Nk

**Name of the Vulnerable Software and Affected Versions** Arcadyan Meteor 2 CPE FG360 Firmware version ETV2.10 **Description** A stored cross-site scripting (XSS) issue allows attackers to execute arbitrary web scripts or HTML via injecting a crafted payload. This enables the execution of malicious scripts on the device. **Recommendations** For Arcadyan Meteor 2 CPE FG360 Firmware version ETV2.10, consider disabling the web interface or restricting access to it until a patch is available. Avoid using the device's web interface to minimize the risk of exploitation. At the moment, there is no information about a newer version that contains a fix for this vulnerability.

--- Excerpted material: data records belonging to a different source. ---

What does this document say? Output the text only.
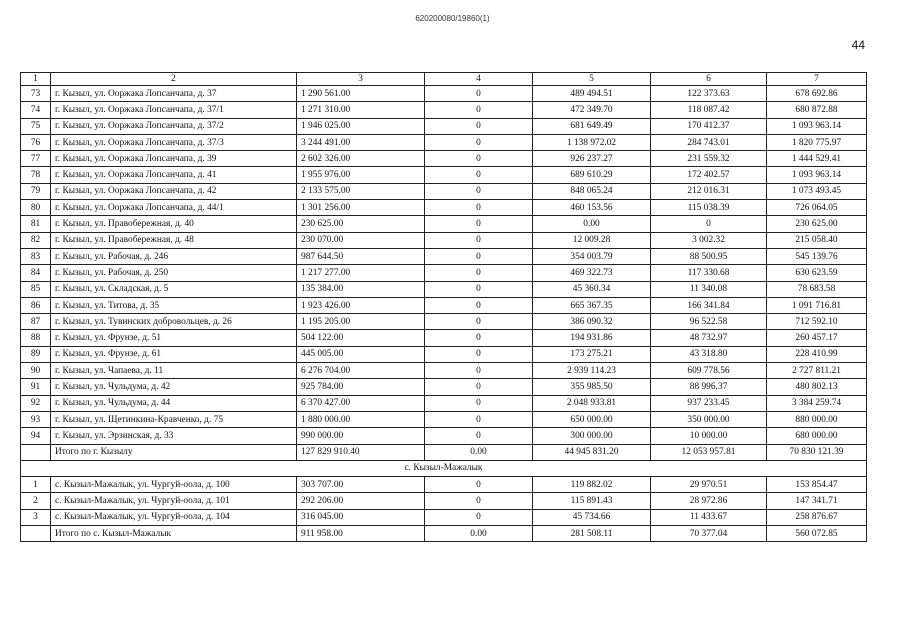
620200080/19860(1)
44
1	2	3	4	5	6	7
73	г. Кызыл, ул. Ооржака Лопсанчапа, д. 37	1 290 561.00	0	489 494.51	122 373.63	678 692.86
74	г. Кызыл, ул. Ооржака Лопсанчапа, д. 37/1	1 271 310.00	0	472 349.70	118 087.42	680 872.88
75	г. Кызыл, ул. Ооржака Лопсанчапа, д. 37/2	1 946 025.00	0	681 649.49	170 412.37	1 093 963.14
76	г. Кызыл, ул. Ооржака Лопсанчапа, д. 37/3	3 244 491.00	0	1 138 972.02	284 743.01	1 820 775.97
77	г. Кызыл, ул. Ооржака Лопсанчапа, д. 39	2 602 326.00	0	926 237.27	231 559.32	1 444 529.41
78	г. Кызыл, ул. Ооржака Лопсанчапа, д. 41	1 955 976.00	0	689 610.29	172 402.57	1 093 963.14
79	г. Кызыл, ул. Ооржака Лопсанчапа, д. 42	2 133 575.00	0	848 065.24	212 016.31	1 073 493.45
80	г. Кызыл, ул. Ооржака Лопсанчапа, д. 44/1	1 301 256.00	0	460 153.56	115 038.39	726 064.05
81	г. Кызыл, ул. Правобережная, д. 40	230 625.00	0	0.00	0	230 625.00
82	г. Кызыл, ул. Правобережная, д. 48	230 070.00	0	12 009.28	3 002.32	215 058.40
83	г. Кызыл, ул. Рабочая, д. 246	987 644.50	0	354 003.79	88 500.95	545 139.76
84	г. Кызыл, ул. Рабочая, д. 250	1 217 277.00	0	469 322.73	117 330.68	630 623.59
85	г. Кызыл, ул. Складская, д. 5	135 384.00	0	45 360.34	11 340.08	78 683.58
86	г. Кызыл, ул. Титова, д. 35	1 923 426.00	0	665 367.35	166 341.84	1 091 716.81
87	г. Кызыл, ул. Тувинских добровольцев, д. 26	1 195 205.00	0	386 090.32	96 522.58	712 592.10
88	г. Кызыл, ул. Фрунзе, д. 51	504 122.00	0	194 931.86	48 732.97	260 457.17
89	г. Кызыл, ул. Фрунзе, д. 61	445 005.00	0	173 275.21	43 318.80	228 410.99
90	г. Кызыл, ул. Чапаева, д. 11	6 276 704.00	0	2 939 114.23	609 778.56	2 727 811.21
91	г. Кызыл, ул. Чульдума, д. 42	925 784.00	0	355 985.50	88 996.37	480 802.13
92	г. Кызыл, ул. Чульдума, д. 44	6 370 427.00	0	2 048 933.81	937 233.45	3 384 259.74
93	г. Кызыл, ул. Щетинкина-Кравченко, д. 75	1 880 000.00	0	650 000.00	350 000.00	880 000.00
94	г. Кызыл, ул. Эрзинская, д. 33	990 000.00	0	300 000.00	10 000.00	680 000.00
	Итого по г. Кызылу	127 829 910.40	0.00	44 945 831.20	12 053 957.81	70 830 121.39
с. Кызыл-Мажалык						
1	с. Кызыл-Мажалык, ул. Чургуй-оола, д. 100	303 707.00	0	119 882.02	29 970.51	153 854.47
2	с. Кызыл-Мажалык, ул. Чургуй-оола, д. 101	292 206.00	0	115 891.43	28 972.86	147 341.71
3	с. Кызыл-Мажалык, ул. Чургуй-оола, д. 104	316 045.00	0	45 734.66	11 433.67	258 876.67
	Итого по с. Кызыл-Мажалык	911 958.00	0.00	281 508.11	70 377.04	560 072.85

**Name of the Vulnerable Software and Affected Versions** DLink DWR 2000M 5G CPE With Wifi 6 Ax1800 version DWR-2000M 1.34ME Dlink DWR 5G CPE version DWR-2000M 1.34ME **Description** An issue in the affected devices allows a local attacker to execute arbitrary code via a crafted payload to the Diagnostics function. This enables the attacker to potentially gain control over the device. **Recommendations** For DLink DWR 2000M 5G CPE With Wifi 6 Ax1800 version DWR-2000M 1.34ME, consider disabling the Diagnostics function until a patch is available. For Dlink DWR 5G CPE version DWR-2000M 1.34ME, consider disabling the Diagnostics function until a patch is available. At the moment, there is no information about a newer version that contains a fix for this vulnerability.

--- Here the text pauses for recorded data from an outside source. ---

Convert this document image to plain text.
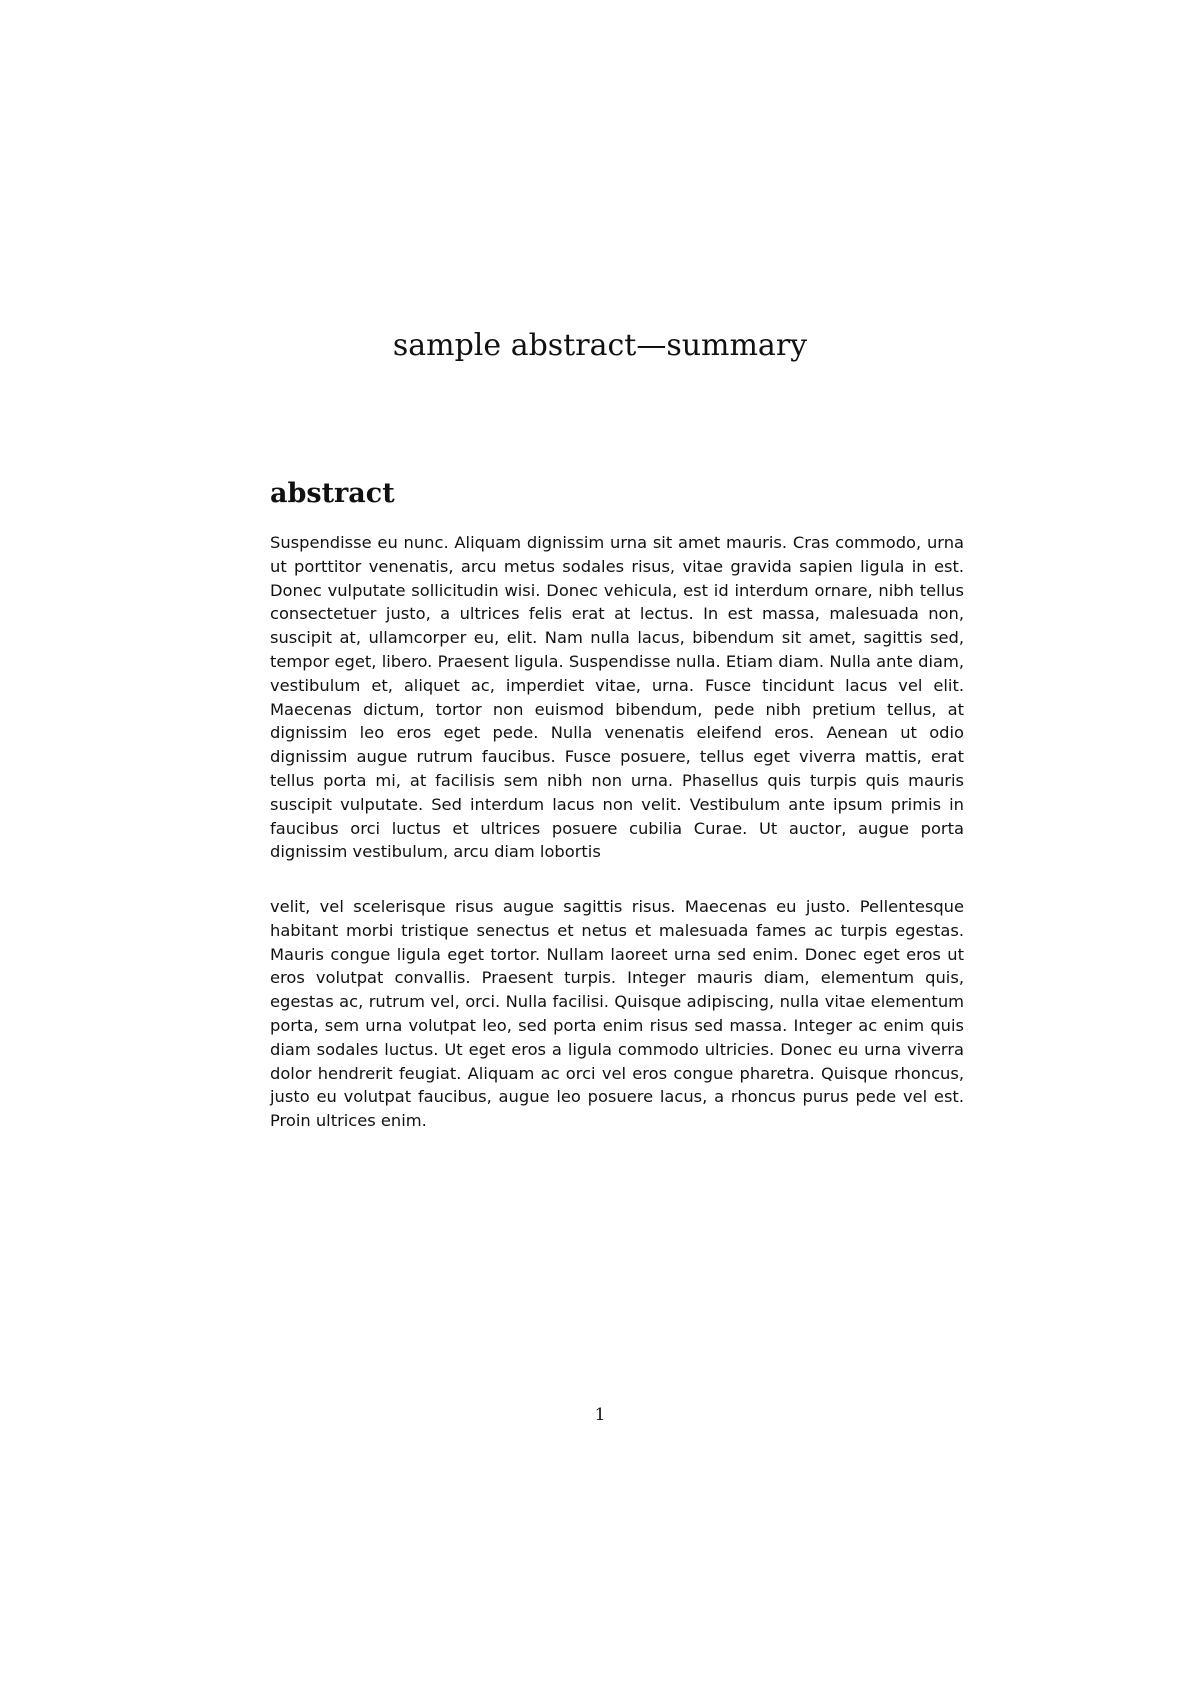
sample abstract—summary
abstract

Suspendisse eu nunc. Aliquam dignissim urna sit amet mauris. Cras commodo, urna ut porttitor venenatis, arcu metus sodales risus, vitae gravida sapien ligula in est. Donec vulputate sollicitudin wisi. Donec vehicula, est id interdum ornare, nibh tellus consectetuer justo, a ultrices felis erat at lectus. In est massa, malesuada non, suscipit at, ullamcorper eu, elit. Nam nulla lacus, bibendum sit amet, sagittis sed, tempor eget, libero. Praesent ligula. Suspendisse nulla. Etiam diam. Nulla ante diam, vestibulum et, aliquet ac, imperdiet vitae, urna. Fusce tincidunt lacus vel elit. Maecenas dictum, tortor non euismod bibendum, pede nibh pretium tellus, at dignissim leo eros eget pede. Nulla venenatis eleifend eros. Aenean ut odio dignissim augue rutrum faucibus. Fusce posuere, tellus eget viverra mattis, erat tellus porta mi, at facilisis sem nibh non urna. Phasellus quis turpis quis mauris suscipit vulputate. Sed interdum lacus non velit. Vestibulum ante ipsum primis in faucibus orci luctus et ultrices posuere cubilia Curae. Ut auctor, augue porta dignissim vestibulum, arcu diam lobortis

velit, vel scelerisque risus augue sagittis risus. Maecenas eu justo. Pellentesque habitant morbi tristique senectus et netus et malesuada fames ac turpis egestas. Mauris congue ligula eget tortor. Nullam laoreet urna sed enim. Donec eget eros ut eros volutpat convallis. Praesent turpis. Integer mauris diam, elementum quis, egestas ac, rutrum vel, orci. Nulla facilisi. Quisque adipiscing, nulla vitae elementum porta, sem urna volutpat leo, sed porta enim risus sed massa. Integer ac enim quis diam sodales luctus. Ut eget eros a ligula commodo ultricies. Donec eu urna viverra dolor hendrerit feugiat. Aliquam ac orci vel eros congue pharetra. Quisque rhoncus, justo eu volutpat faucibus, augue leo posuere lacus, a rhoncus purus pede vel est. Proin ultrices enim.

1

**Name of the Vulnerable Software and Affected Versions** DLink DWR 2000M 5G CPE With Wifi 6 Ax1800 version DWR-2000M 1.34ME Dlink DWR 5G CPE version DWR-2000M 1.34ME **Description** The issue allows a local attacker to obtain sensitive information via a crafted payload to the `WiFi SSID Name` field. This is a Cross Site Scripting vulnerability. **Recommendations** For DLink DWR 2000M 5G CPE With Wifi 6 Ax1800 version DWR-2000M 1.34ME, avoid using crafted payloads in the WiFi SSID Name field until a fix is available. For Dlink DWR 5G CPE version DWR-2000M 1.34ME, restrict access to the WiFi SSID Name field to minimize the risk of exploitation.

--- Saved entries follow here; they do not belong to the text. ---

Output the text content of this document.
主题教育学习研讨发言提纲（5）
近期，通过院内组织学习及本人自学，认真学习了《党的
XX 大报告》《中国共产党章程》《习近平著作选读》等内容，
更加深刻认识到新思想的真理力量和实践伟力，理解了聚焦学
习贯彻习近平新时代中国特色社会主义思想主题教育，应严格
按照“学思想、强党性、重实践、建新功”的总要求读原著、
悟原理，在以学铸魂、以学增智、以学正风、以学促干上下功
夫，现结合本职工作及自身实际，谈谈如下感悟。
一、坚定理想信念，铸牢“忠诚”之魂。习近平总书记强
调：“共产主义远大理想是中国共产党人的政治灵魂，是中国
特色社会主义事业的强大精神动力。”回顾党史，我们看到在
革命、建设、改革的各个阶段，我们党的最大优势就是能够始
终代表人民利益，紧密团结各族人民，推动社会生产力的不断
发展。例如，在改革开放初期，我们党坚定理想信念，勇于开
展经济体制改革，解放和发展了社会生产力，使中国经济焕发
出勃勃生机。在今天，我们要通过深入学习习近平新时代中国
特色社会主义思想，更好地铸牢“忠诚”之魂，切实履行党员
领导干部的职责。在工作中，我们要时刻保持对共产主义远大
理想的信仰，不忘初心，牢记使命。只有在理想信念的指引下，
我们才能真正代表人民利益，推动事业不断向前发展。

**Name of the Vulnerable Software and Affected Versions** DLink DWR 2000M 5G CPE With Wifi 6 Ax1800 version DWR-2000M 1.34ME Dlink DWR 5G CPE version DWR-2000M 1.34ME **Description** The issue allows a local attacker to execute arbitrary code via a crafted request. **Recommendations** For DLink DWR 2000M 5G CPE With Wifi 6 Ax1800 version DWR-2000M 1.34ME, at the moment, there is no information about a newer version that contains a fix for this issue. For Dlink DWR 5G CPE version DWR-2000M 1.34ME, at the moment, there is no information about a newer version that contains a fix for this issue.

**Name of the Vulnerable Software and Affected Versions** DLink DWR 2000M 5G CPE With Wifi 6 Ax1800 version 1.34ME Dlink DWR 5G CPE DWR-2000M version 1.34ME **Description** The issue allows a local attacker to obtain sensitive information via the Port forwarding option. This is related to a Cross Site Request Forgery vulnerability. **Recommendations** For DLink DWR 2000M 5G CPE With Wifi 6 Ax1800 version 1.34ME, consider disabling the Port forwarding option until a patch is available. For Dlink DWR 5G CPE DWR-2000M version 1.34ME, consider disabling the Port forwarding option until a patch is available. At the moment, there is no information about a newer version that contains a fix for this vulnerability.